仲の良かった兄弟が…
遺産分割をめぐる家族間のトラブルを避けるために
遺産相続をめぐって、いままで仲の良かった家族や兄弟姉妹が、ドロドロの争いを繰り広げる……そんなことは映画やドラマの中だけの話だと思っていませんか。遺産分割をめぐる事件の裁判(家事調停・審判)は、年間1万3000件以上(平成22年)。しかも、ここ数年は増加傾向にあります(右図3)。
2012年8月に成立した社会保障と税の一体改革関連法案では、消費税の増税にばかり注目が集まっていますが、この案の中には相続税の改正も盛り込まれています。この改正の注目点は、右の図1、図2の内容で、これにより相続税の課税対象者は、現在の4%から6%に増加すると政府は想定しています。2%というと200万人以上の人に新たに相続税がかかることになります。
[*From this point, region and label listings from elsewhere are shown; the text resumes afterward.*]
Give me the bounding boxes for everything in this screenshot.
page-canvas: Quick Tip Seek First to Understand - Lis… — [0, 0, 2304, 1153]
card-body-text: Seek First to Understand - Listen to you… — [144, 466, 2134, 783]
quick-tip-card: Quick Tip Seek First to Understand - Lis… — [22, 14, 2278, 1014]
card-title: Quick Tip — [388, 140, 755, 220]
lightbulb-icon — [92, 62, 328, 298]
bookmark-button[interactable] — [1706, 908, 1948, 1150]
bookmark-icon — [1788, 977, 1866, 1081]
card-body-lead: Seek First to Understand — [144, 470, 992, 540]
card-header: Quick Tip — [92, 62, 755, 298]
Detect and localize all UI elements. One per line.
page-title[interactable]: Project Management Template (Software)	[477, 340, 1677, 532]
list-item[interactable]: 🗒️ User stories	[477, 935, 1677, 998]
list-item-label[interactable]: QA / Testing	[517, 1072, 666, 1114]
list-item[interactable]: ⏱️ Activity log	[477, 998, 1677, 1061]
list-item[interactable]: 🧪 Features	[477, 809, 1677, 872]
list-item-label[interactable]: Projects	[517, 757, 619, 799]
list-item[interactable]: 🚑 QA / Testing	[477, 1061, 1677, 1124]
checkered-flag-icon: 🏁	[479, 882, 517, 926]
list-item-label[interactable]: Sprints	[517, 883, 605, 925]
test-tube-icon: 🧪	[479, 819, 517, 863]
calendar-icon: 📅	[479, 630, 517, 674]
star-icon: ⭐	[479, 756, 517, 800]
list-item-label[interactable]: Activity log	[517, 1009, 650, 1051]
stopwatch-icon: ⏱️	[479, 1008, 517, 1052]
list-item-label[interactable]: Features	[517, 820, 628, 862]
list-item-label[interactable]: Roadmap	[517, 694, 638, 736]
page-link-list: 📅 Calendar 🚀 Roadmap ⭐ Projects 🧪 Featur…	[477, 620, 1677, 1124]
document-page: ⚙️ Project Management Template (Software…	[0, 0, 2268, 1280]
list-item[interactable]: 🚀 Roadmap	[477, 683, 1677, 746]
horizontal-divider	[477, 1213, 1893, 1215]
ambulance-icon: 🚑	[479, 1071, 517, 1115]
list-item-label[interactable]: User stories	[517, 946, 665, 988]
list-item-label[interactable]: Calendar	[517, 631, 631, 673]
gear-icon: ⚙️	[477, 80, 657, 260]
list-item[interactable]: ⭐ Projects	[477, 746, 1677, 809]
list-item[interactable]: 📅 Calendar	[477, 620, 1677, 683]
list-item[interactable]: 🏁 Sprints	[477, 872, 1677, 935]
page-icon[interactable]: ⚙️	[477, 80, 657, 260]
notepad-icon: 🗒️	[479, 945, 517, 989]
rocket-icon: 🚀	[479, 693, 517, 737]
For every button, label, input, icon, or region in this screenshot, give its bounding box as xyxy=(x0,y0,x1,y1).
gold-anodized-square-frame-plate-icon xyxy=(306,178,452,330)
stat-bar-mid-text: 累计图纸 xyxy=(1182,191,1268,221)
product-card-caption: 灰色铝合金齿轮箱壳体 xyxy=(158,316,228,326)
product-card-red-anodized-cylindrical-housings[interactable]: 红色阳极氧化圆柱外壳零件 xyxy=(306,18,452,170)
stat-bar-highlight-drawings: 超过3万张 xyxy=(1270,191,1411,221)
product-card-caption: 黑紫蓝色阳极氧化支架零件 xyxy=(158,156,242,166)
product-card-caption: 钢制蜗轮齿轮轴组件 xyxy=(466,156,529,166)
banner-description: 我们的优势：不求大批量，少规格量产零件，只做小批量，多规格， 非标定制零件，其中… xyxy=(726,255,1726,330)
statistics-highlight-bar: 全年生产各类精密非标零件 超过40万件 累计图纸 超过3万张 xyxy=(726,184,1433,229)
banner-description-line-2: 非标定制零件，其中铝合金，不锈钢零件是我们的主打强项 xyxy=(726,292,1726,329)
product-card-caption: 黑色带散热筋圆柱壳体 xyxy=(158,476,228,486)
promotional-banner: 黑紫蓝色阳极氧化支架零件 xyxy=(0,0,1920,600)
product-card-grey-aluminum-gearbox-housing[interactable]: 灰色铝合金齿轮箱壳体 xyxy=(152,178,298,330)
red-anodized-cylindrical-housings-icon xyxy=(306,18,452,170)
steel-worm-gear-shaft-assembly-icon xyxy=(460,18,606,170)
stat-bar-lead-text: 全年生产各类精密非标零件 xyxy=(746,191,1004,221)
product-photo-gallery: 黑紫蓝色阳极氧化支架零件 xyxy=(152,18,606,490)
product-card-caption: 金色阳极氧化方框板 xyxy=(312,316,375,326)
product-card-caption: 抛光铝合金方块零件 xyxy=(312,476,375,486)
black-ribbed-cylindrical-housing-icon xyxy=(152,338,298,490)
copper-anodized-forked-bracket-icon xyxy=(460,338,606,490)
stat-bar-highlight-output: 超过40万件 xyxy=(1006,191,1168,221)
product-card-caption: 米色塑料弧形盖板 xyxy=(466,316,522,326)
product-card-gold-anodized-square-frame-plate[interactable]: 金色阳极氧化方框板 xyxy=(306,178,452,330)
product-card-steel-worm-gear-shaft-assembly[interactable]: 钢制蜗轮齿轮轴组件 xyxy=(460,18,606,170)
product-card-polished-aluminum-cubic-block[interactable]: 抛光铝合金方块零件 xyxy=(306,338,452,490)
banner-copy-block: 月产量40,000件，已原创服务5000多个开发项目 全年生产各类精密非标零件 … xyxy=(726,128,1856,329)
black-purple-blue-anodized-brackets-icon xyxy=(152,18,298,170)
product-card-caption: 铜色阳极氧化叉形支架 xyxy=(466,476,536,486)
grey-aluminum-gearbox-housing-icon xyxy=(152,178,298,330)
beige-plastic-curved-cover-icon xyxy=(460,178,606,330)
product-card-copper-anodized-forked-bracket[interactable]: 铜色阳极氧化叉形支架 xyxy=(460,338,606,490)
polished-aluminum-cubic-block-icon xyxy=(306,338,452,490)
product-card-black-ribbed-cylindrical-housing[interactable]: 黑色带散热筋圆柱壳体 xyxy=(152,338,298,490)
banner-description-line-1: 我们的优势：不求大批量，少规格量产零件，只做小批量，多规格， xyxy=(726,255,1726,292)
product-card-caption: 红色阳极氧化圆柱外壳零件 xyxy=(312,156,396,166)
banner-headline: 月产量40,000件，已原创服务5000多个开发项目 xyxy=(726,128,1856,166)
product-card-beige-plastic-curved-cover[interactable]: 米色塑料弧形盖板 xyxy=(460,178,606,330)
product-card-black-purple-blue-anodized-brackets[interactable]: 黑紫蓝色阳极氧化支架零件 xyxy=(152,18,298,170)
多数の土地を所有している資産家だけではなく、持家のみでも相続税がかかることが想定されます。
それでは死後の家族間のトラブルを回避するためには、今のうちに何をすべきでしょうか。まず第一に法的に有効な遺言書は必ず残しておくべきでしょう。
孫のためにおじいさんが貯めた貯金は孫の物?
答えは「NO」。孫の名前で祖父がこっそり貯めた預金は「名義預金」または「借名預金」であり、本当の預金者である祖父のものと見なされます。したがって、祖父が亡くなれば、遺産分割の対象となります。祖父がかわいい孫のために残すつもりでいたお金も、故人の遺産としてカウントされてしまいます。
会社の株式や事業用資産を親族に分けていい?
答えは「△」。いわゆる“お家騒動”になりかねないので、できれば避けたいことです。会社経営の安定化のためには、1人の後継者に集中させた方が、経営に対する決断の支障にならないのでベター。特に会社に関係のない他の相続人に分散させると、売買などが行われてとんでもない事態を招く可能性もあります。
生前に父親がビデオテープに残した遺言は有効?
答えは「NO」。たとえ本人が語っているものでも、正式な方式(自筆証書遺言、公正証書遺言、秘密証書遺言)でなければ、遺言とは認められません。また、自筆証書遺言は、遺言の全文、氏名及び日付を自書し、押印するなど、法定の要件を満たさない場合、無効になることがあります。
専門家に頼んだ遺産分割が不満なら分け直せる?
答えは「NO」。公平に分けてもらったものであれば、不満は通用しません。どうしてもわがままを主張する人がいる場合は、家庭裁判所での調停が必要です。
愛人とその子に遺産相続の権利はある?
答えは「△」。愛人には相続権はありません。但し、その子の場合は認知されていれば相続権はあります。また、愛人であっても、方式に則った遺言書に財産を相続させる旨の記載があれば、相続の権利があります。